赤子をあやすように、子供を落ち着かせるように、ゆっくりと私の背中をさするジェシーの掌は、まるで
クリスマスに教会で見た聖母像から差し伸べられた手が宿ったみたい。

そのせいか、私は再び顔を上げることなく、そのまま翌朝を迎える事になる。
私の身体の震えが収まるのを見計らうように掛けられた言葉に、安心したから、なのだろうか。
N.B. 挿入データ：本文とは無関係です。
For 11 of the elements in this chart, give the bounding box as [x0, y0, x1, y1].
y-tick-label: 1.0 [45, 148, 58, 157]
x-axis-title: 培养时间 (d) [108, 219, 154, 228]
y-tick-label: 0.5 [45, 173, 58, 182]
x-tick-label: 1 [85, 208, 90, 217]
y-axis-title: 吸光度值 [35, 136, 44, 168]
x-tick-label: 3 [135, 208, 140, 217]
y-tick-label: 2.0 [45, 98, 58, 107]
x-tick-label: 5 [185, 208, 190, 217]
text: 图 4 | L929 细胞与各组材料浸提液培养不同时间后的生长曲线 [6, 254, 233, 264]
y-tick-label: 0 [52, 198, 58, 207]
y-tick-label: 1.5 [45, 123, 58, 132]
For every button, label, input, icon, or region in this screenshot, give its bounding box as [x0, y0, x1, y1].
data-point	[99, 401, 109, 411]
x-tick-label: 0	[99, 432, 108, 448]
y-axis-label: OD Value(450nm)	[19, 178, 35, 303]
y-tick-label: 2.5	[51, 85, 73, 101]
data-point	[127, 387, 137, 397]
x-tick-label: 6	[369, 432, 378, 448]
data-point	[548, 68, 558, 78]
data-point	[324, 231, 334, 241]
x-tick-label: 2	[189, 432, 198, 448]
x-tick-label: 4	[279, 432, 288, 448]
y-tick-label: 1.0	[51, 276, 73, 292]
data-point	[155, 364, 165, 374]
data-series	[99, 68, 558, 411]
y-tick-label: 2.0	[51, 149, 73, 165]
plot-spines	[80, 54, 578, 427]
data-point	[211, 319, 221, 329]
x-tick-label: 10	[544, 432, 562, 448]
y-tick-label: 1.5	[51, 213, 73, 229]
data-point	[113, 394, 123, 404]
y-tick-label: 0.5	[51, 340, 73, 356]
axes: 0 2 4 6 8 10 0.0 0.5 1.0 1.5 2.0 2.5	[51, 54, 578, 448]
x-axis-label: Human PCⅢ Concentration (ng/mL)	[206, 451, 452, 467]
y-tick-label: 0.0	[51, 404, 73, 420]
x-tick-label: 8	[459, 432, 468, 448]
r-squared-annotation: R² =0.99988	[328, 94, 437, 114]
「トーコ、わたし、絶対に、また日本に来るね。 約束ね。」

 

 

翌朝、目覚めを告げる電子音で目を開けた私の腕の中に、愛しい人の温もりは残っていなかった。
帰り支度でもしているのか、ジェシーは私より先に部屋を出たのだろう。

ちらりと自分の掌に視線を移して、ぐっと握り締める。
思い出したくも無い昨夜の出来事を拳の中に押し込めて、私はベッドを後にした。